MPs are today being asked to back the Government’s plan to opt-out of 133 EU crime and justice laws but opt back in to 35 of them, including the European Arrest Warrant. As we’ve pointed out before, opting back in means accepting full European Court of Justice jurisdiction over these measures for the first time – a major transfer of power in the wrong direction for Conservative MPs which stood on a manifesto promising to “work to bring back key powers over legal rights, criminal justice and social and employment legislation to the UK.”

The Government has promised more time for Parliamentary committees to report on the proposed ‘opt back ins’ and there will be another vote on opting in, after negotiations with the European Commission and other member states are complete.
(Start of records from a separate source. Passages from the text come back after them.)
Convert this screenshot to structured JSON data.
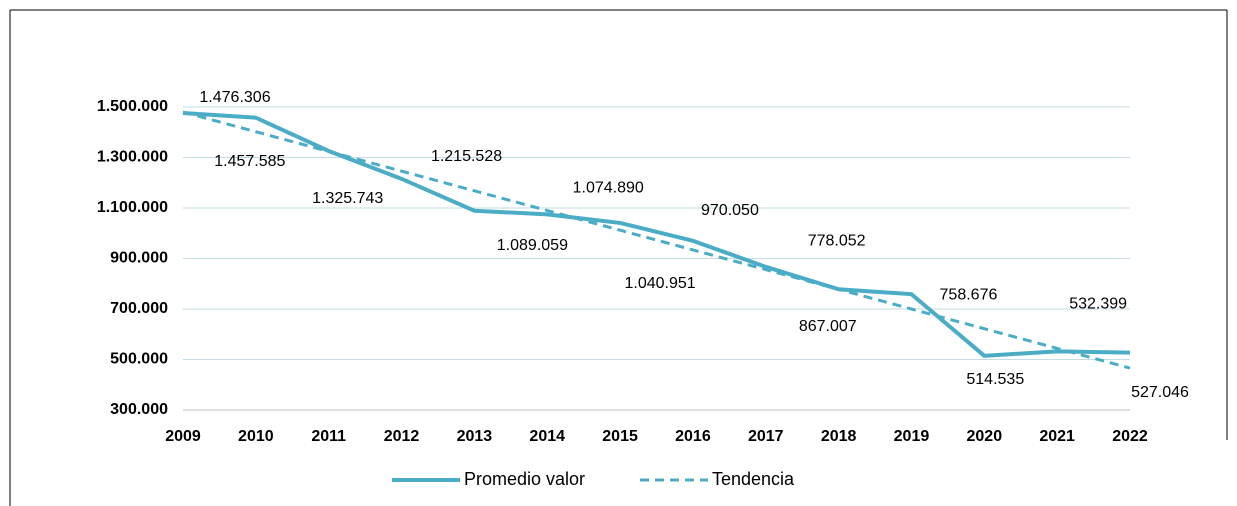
{
  "chart_data": {
    "type": "line",
    "categories": [
      "2009",
      "2010",
      "2011",
      "2012",
      "2013",
      "2014",
      "2015",
      "2016",
      "2017",
      "2018",
      "2019",
      "2020",
      "2021",
      "2022"
    ],
    "series": [
      {
        "name": "Promedio valor",
        "color": "#4bacc6",
        "values": [
          1476306,
          1457585,
          1325743,
          1215528,
          1089059,
          1074890,
          1040951,
          970050,
          867007,
          778052,
          758676,
          514535,
          532399,
          527046
        ],
        "value_labels": [
          "1.476.306",
          "1.457.585",
          "1.325.743",
          "1.215.528",
          "1.089.059",
          "1.074.890",
          "1.040.951",
          "970.050",
          "867.007",
          "778.052",
          "758.676",
          "514.535",
          "532.399",
          "527.046"
        ]
      },
      {
        "name": "Tendencia",
        "color": "#4bacc6",
        "dash": true,
        "values": [
          1480000,
          1402000,
          1324000,
          1246000,
          1168000,
          1090000,
          1012000,
          934000,
          856000,
          778000,
          700000,
          622000,
          544000,
          466000
        ]
      }
    ],
    "ylim": [
      300000,
      1500000
    ],
    "yticks": [
      {
        "value": 300000,
        "label": "300.000"
      },
      {
        "value": 500000,
        "label": "500.000"
      },
      {
        "value": 700000,
        "label": "700.000"
      },
      {
        "value": 900000,
        "label": "900.000"
      },
      {
        "value": 1100000,
        "label": "1.100.000"
      },
      {
        "value": 1300000,
        "label": "1.300.000"
      },
      {
        "value": 1500000,
        "label": "1.500.000"
      }
    ],
    "grid": true,
    "legend": "bottom"
  }
}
The Government has also proposed a series of domestic reforms that would improve the functioning of the EU Arrest Warrant.

Nevertheless, the Government’s proposal to opt back in to 35 laws, which includes the three most significant – the EAW, Eurojust and Europol – does raise serious question marks about the Conservative leadership’s pledge to renegotiate EU powers. More time for scrutiny is welcome but the risk is that Parliament is presented with a fait accompli after EU negotiations – will MPs be able to vote on individual opt-ins or be presented with a final list as they have been this time? As a statement of intent in future negotiations about EU involvement in this area, opting back into 35 measures seems rather weak.

The wider question many Tory MPs will have is whether this closes the book on this area of the UK relationship with the EU for good? They will want reassurances that, after this messy legal and Coalition compromise, a majority Conservative government would seek to reopen the issue and remove all ECJ jurisdiction over crime and justice and return to a voluntary system of practical cooperation.

We hear that most Conservative MPs will vote for the Government motion today, and the rebellion is likely to be limited mostly to the usual suspects. The question is: will Tory MPs vote with the Government today because they have faith in Conservative leaders to deliver changes to EU crime and justice cooperation in future, or because they don’t want to kick up a fuss?